Since the start of the crisis in 2008, we’ve been hearing a lot about fiscal and financial issues– everything from austerity and deficits through monetary policy and quantitative easing to volatility and yields. But the difficult period that Europe has been going through isn’t just about economics and finance. It’s about people, too. So this week in the blog we focus on employment and social issues– how the EU is responding to the difficult situation that many of its citizens find themselves in. It’s a timely topic since this week the European Council will discuss the social dimension of the European Monetary Union.
First, the Library has published a selection of the most important sources to help you understand the Commission’s new Social Investment Package– including analyses, views from stakeholders and statistical sources.
One of the goals of the Social Investment Package is combating poverty and social exclusion. As a complement to a briefing earlier this year (in French) on poverty and the impact of the economic crisis, we are writing a briefing to focus on how poverty affects children – the future Europeans on which our society will depend. One element in helping children stay out of poverty and to develop to their full potential is affordable, good quality housing, so in another “keysource”, we present the most current and important references on social housing in the EU.
Work helps people stay out of poverty, too, but it’s not always easy to combine it with other aspects of life. Our briefing on work-life balance looks at what kind of policies help people to reconcile work with family responsibilities. And safety and health at work is another current topic: the Commission recently launched a consultation on a new strategy for 2013-2020, so one of our staff has summarised evaluations of the work that’s been done over the past six years.

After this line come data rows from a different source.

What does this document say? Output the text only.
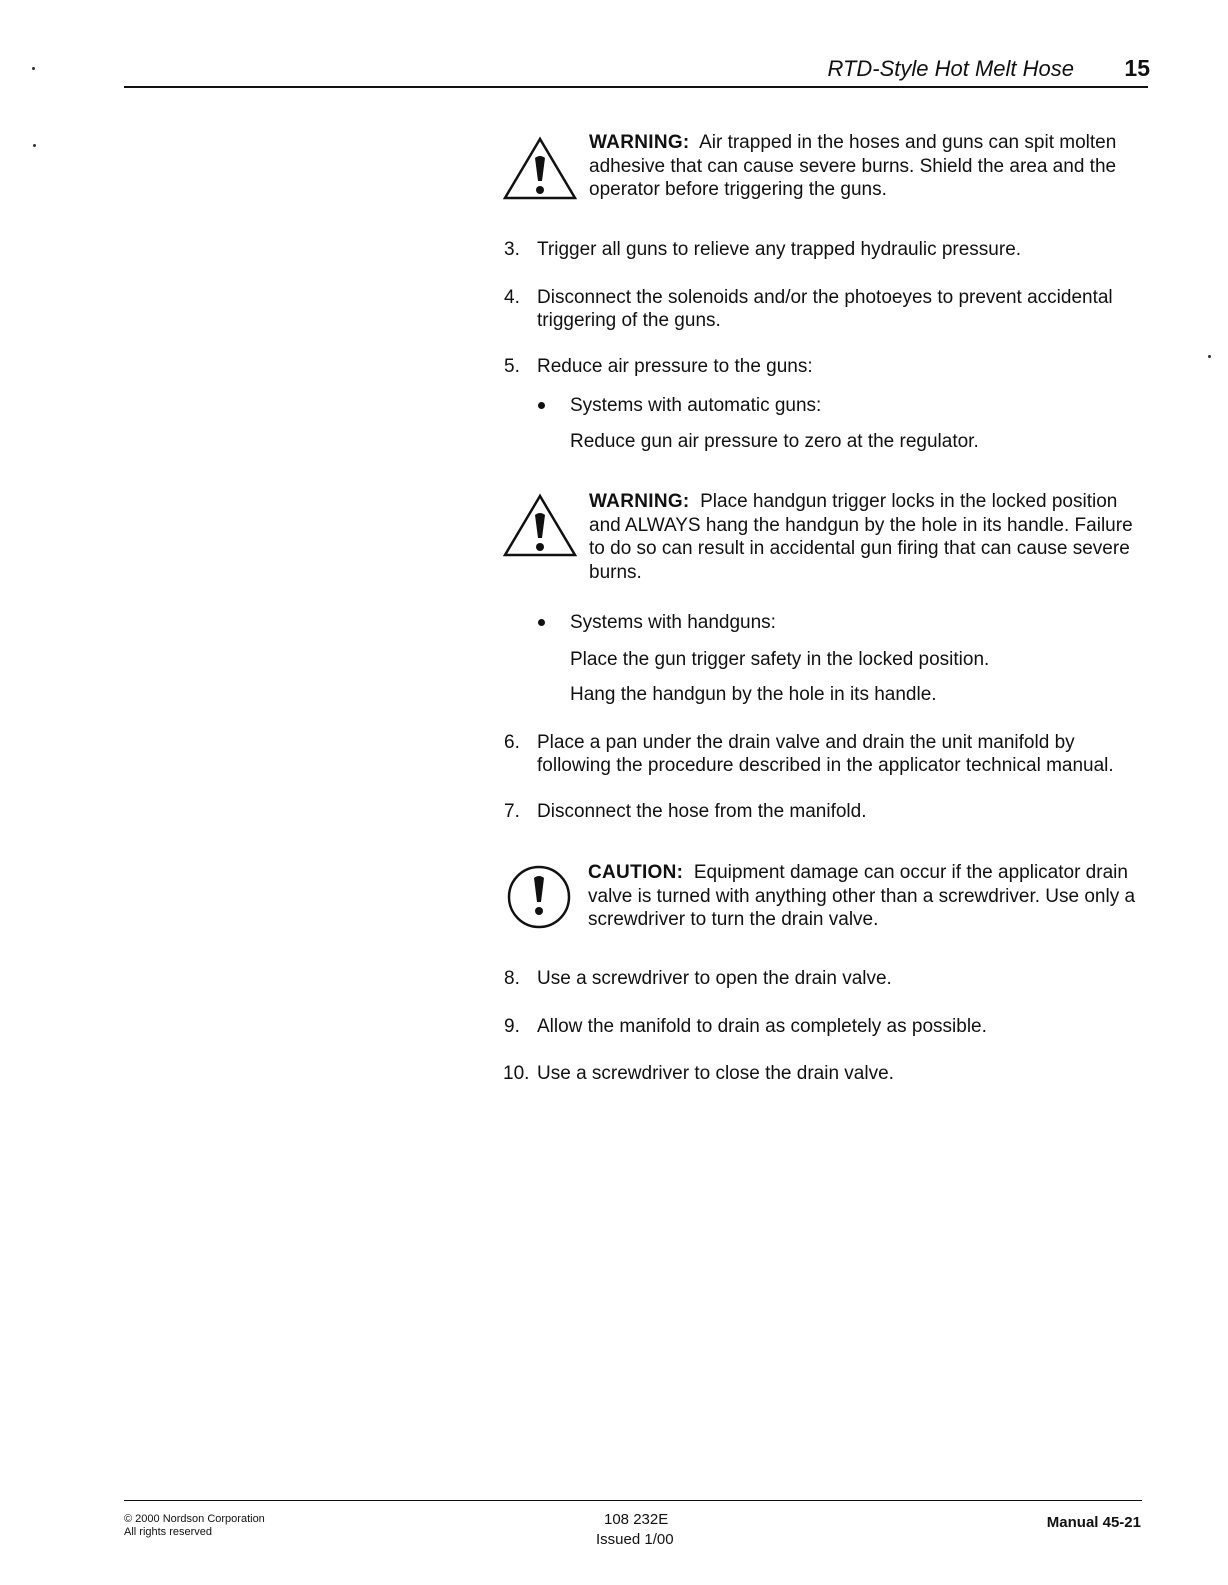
RTD-Style Hot Melt Hose	15
WARNING: Air trapped in the hoses and guns can spit molten adhesive that can cause severe burns. Shield the area and the operator before triggering the guns.
3. Trigger all guns to relieve any trapped hydraulic pressure.
4. Disconnect the solenoids and/or the photoeyes to prevent accidental
triggering of the guns.
5. Reduce air pressure to the guns:
Systems with automatic guns:
Reduce gun air pressure to zero at the regulator.
WARNING: Place handgun trigger locks in the locked position and ALWAYS hang the handgun by the hole in its handle. Failure to do so can result in accidental gun firing that can cause severe burns.
Systems with handguns:
Place the gun trigger safety in the locked position.
Hang the handgun by the hole in its handle.
6. Place a pan under the drain valve and drain the unit manifold by
following the procedure described in the applicator technical manual.
7. Disconnect the hose from the manifold.
CAUTION: Equipment damage can occur if the applicator drain valve is turned with anything other than a screwdriver. Use only a screwdriver to turn the drain valve.
8. Use a screwdriver to open the drain valve.
9. Allow the manifold to drain as completely as possible.
10. Use a screwdriver to close the drain valve.
© 2000 Nordson Corporation
All rights reserved
108 232E
Issued 1/00
Manual 45-21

Changes in trade patterns and negative impacts of restructuring lead to job losses throughout Europe. The crisis played a part in worsening conditions. The European Globalisation Adjustment Fund (EGF) is part of the EU’s response by supporting people who lost their job and helping them to reintegrate into the labour market. Our briefing provides an overview of the EGF and looks into the future of the fund.
And finally we haven’t forgotten our very oldest citizens, particularly those who require help with daily activities as they age. A new briefing looks at the issues involved with paying for and providing long-term care to ensure that their needs are met in a responsible and sustainable way.
Oh, and let us not forget where it all begins – with the problem of falling fertility rates in the EU!